Тарковский жаждал внести в кинематограф, по его словам: логику «ассоциативных сцеплений, объединяющих чувственные и рациональные оценки жизни». Если перевести эту трудноватую формулу на язык душевного состояния, то он мучился непрерывным сопоставлением двух начал: подспудного драматизма, который продолжал смутно беспокоить его сознания — и ‹…› спасенной, сохраненной, нетронутой детской идиллии, которая досталась ему и многим его сверстникам.

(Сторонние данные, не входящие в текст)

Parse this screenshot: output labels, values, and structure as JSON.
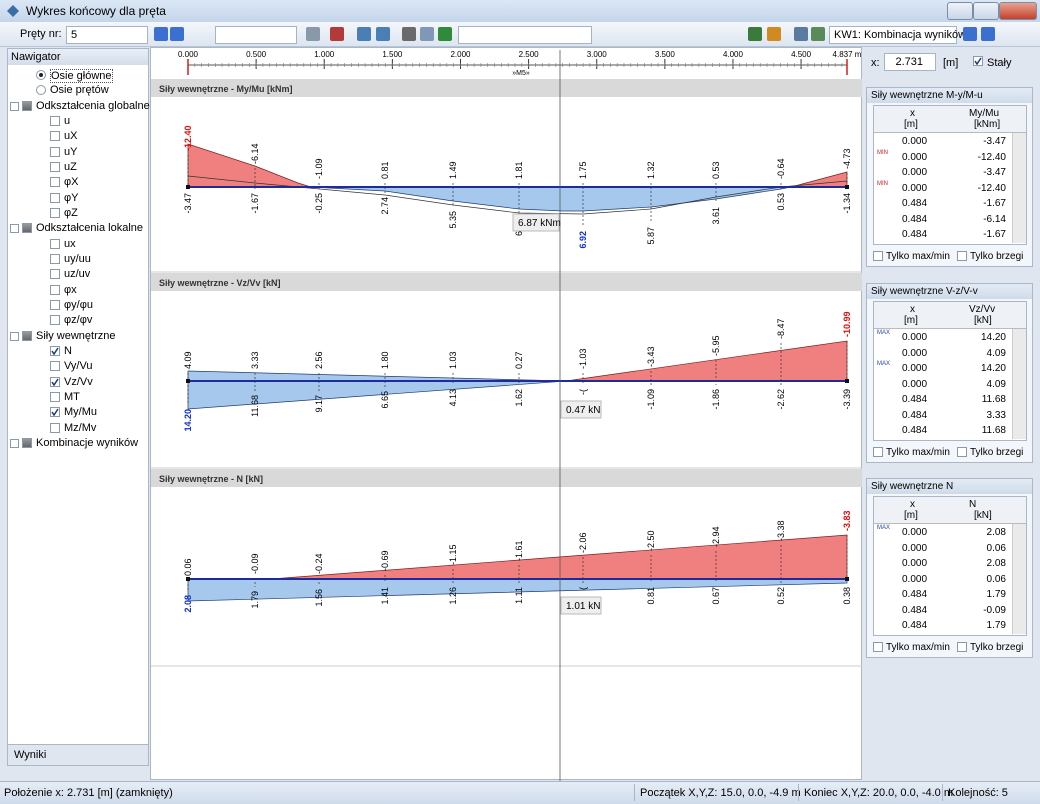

Тарковский как режиссер начал с пробы мира детской доверчивости. Его дипломная работа, сделанная в 1960 году на «Мосфильме» вместе с молодым оператором В.Юсовым и с композитором В. Овчинниковым ‹…› и озаглавленная «Каток и скрипка», отчасти предвосхитила фильм Михаила Калика «Человек идет за солнцем»: такой же розовый мальчик, путешествующий по такому же розовому городу, такие же цветные стеклышки, в которые город кажется сказочным, и в общем — пасхальная идиллия. Но уже что-то иное смутно брезжит в интонации Тарковского: и тени у него глубже и резче, и самый пейзаж то расколот зеркалами на осколки, то опрокинут в луже, и лицо мальчика не ангелоподобно, а острохарактерно, и сам этот мальчик, бегущий по пустой площади, похож на перепуганного воробышка, и его тонюсенькая скрипка тревожно контрастирует с огромным красным асфальтовым катком (мальчик дружит с рабочим, «хозяином» катка)... В фильме Калика, если вы помните, люди встречаются, все сходится по сюжету, все завершено, — у Тарковского встречи срываются, и неясный драматизм угадывается за иллюзией. По закону психологической компенсации Калик, человек, которого судьба сполна наградила лишениями и страданиями, создает фильм умиротворенно — сказочный; Тарковский же ищет совсем другое — он должен скомпенсировать беспокойство, оставшееся там, внутри, и рождественский сюжетец в его руках опасен, как неразорвавшаяся граната.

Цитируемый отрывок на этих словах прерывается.